3 practices have been honoured in the Smithsonian’s Cooper-Hewitt, National Design Awards as the best in American architecture design. SHoP Architects, the Architecture Research Office and Michael Maltzan were each celebrated in the awards first launched at the White House in 2000 as an official project of the White House Millennium Council. The winners will now be involved in a series of public programs, lectures, roundtables, and workshops based on the vision and work of the award winners.
SHoP Architects, a 60-person practice, was founded by its five principals in 1996. SHoP has been a leader in the transformation of intricate theoretical design into easily understood construction models by rethinking architectural practice. This think tank has pushed the designer’s realm past form making and into software design, branding, real estate development, construction and the co-development of new sustainable technologies. "As both practitioners and educators, their commitment to challenging the entire process of building has proven to a generation of architects that beauty and technological proficiency are not mutually exclusive," reads the awards statement.
Stephen Cassell and Adam Yarinsky founded Architecture Research Office in 1993. ARO practices an architecture of engagement. Their work connects people with places. It communicates ideas clearly in a consistent language. It frames city life as well as natural beauty. Ideas about site, program, and daily activity are conveyed through its use. Their work was commended as: "Compelling to look at, appealing to touch, this architecture is as sensuous as it is intellectually rigorous. With every undertaking Architecture Research Office seeks to elevate the value of our physical and social world".
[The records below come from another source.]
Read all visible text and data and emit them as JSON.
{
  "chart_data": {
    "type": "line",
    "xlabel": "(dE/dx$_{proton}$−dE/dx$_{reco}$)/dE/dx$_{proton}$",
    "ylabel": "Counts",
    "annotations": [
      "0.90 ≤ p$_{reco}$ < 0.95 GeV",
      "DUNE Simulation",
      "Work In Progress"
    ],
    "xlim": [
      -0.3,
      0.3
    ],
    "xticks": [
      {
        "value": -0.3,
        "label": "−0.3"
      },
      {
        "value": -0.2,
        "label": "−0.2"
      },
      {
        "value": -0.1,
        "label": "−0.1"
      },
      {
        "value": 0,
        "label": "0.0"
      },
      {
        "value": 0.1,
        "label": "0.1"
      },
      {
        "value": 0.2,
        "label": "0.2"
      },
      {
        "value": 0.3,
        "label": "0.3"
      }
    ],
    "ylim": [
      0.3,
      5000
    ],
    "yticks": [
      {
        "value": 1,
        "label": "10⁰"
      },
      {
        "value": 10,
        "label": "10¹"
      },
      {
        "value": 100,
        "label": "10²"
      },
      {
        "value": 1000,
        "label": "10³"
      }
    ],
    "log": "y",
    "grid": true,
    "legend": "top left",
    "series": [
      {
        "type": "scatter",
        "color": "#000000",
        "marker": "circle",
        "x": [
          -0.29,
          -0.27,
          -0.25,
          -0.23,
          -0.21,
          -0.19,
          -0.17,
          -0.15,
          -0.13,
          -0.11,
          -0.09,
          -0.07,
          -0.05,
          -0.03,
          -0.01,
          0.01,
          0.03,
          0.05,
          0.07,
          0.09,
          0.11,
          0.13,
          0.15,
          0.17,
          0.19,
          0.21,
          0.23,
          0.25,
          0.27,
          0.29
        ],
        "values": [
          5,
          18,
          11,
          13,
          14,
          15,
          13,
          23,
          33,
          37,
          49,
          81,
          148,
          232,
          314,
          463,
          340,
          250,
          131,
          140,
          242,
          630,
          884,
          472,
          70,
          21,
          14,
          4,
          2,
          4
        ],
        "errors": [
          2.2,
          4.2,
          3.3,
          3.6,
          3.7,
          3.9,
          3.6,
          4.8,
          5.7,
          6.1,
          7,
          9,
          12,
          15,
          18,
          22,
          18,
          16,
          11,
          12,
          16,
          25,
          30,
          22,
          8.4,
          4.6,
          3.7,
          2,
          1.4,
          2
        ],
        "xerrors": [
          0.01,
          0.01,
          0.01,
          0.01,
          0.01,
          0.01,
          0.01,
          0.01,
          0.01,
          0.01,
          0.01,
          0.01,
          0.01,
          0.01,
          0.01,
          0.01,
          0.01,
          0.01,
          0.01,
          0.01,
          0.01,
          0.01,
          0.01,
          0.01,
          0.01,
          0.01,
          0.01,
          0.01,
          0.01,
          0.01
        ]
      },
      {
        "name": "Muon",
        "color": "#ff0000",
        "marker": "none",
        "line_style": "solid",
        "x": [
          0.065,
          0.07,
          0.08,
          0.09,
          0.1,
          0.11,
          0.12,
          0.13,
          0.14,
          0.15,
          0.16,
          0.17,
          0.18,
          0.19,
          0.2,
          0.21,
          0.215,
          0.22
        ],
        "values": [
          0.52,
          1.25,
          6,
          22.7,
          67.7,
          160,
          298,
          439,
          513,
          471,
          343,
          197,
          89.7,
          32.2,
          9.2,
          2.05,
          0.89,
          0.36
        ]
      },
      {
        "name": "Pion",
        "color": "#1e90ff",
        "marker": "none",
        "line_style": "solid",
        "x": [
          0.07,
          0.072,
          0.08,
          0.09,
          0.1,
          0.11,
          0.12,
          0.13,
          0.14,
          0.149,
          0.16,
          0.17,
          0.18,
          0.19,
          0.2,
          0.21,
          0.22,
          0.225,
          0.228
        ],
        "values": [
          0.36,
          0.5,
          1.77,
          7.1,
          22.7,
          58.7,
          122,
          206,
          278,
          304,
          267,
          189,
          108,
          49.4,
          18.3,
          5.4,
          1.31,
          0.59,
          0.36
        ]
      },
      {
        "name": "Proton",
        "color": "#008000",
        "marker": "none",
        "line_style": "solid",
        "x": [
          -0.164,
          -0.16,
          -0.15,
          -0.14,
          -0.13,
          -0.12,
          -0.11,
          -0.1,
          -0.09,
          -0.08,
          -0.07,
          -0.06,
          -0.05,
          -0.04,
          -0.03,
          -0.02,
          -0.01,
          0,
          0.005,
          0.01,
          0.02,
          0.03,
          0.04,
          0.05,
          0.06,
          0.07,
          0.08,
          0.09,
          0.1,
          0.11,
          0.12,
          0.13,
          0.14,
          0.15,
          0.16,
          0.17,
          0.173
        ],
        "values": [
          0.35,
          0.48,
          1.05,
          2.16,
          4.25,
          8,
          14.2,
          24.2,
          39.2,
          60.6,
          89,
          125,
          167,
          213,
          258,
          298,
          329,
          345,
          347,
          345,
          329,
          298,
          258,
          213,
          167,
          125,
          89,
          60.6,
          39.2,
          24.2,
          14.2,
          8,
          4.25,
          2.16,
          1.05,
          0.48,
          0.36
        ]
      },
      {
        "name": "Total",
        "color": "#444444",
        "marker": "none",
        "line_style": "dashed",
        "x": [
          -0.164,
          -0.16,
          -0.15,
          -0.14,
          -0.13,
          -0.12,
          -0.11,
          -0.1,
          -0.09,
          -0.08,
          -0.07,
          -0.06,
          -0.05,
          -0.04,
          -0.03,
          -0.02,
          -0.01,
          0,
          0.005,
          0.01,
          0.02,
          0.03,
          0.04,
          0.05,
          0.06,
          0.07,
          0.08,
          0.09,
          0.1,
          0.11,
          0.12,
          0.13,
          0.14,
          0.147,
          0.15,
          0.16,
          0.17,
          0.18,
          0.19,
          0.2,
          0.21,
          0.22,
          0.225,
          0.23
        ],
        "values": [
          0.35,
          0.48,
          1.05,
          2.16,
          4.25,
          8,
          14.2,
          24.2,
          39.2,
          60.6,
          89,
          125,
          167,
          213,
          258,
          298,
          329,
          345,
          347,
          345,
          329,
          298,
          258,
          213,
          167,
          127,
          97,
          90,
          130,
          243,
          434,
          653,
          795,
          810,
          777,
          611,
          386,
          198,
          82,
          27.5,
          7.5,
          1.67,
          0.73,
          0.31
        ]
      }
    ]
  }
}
Michael Maltzan is the founder and principal of Michael Maltzan Architecture, a firm that creates progressive, transformative experiences through the concentrated exploration of movement and perception, charting new trajectories for architecture, urbanism and the public realm. The Los Angeles-based practice engages the increasingly complex reality of our information-driven culture, crafting intimate spaces of individual experience interwoven with the kinetic experience of the city beyond. Through a focused belief in architecture’s role in the contemporary city, these projects create new connections and catalyze change in a range of programs and contexts from single family residences to office towers, from institutions including MoMA and JPL to Skid Row.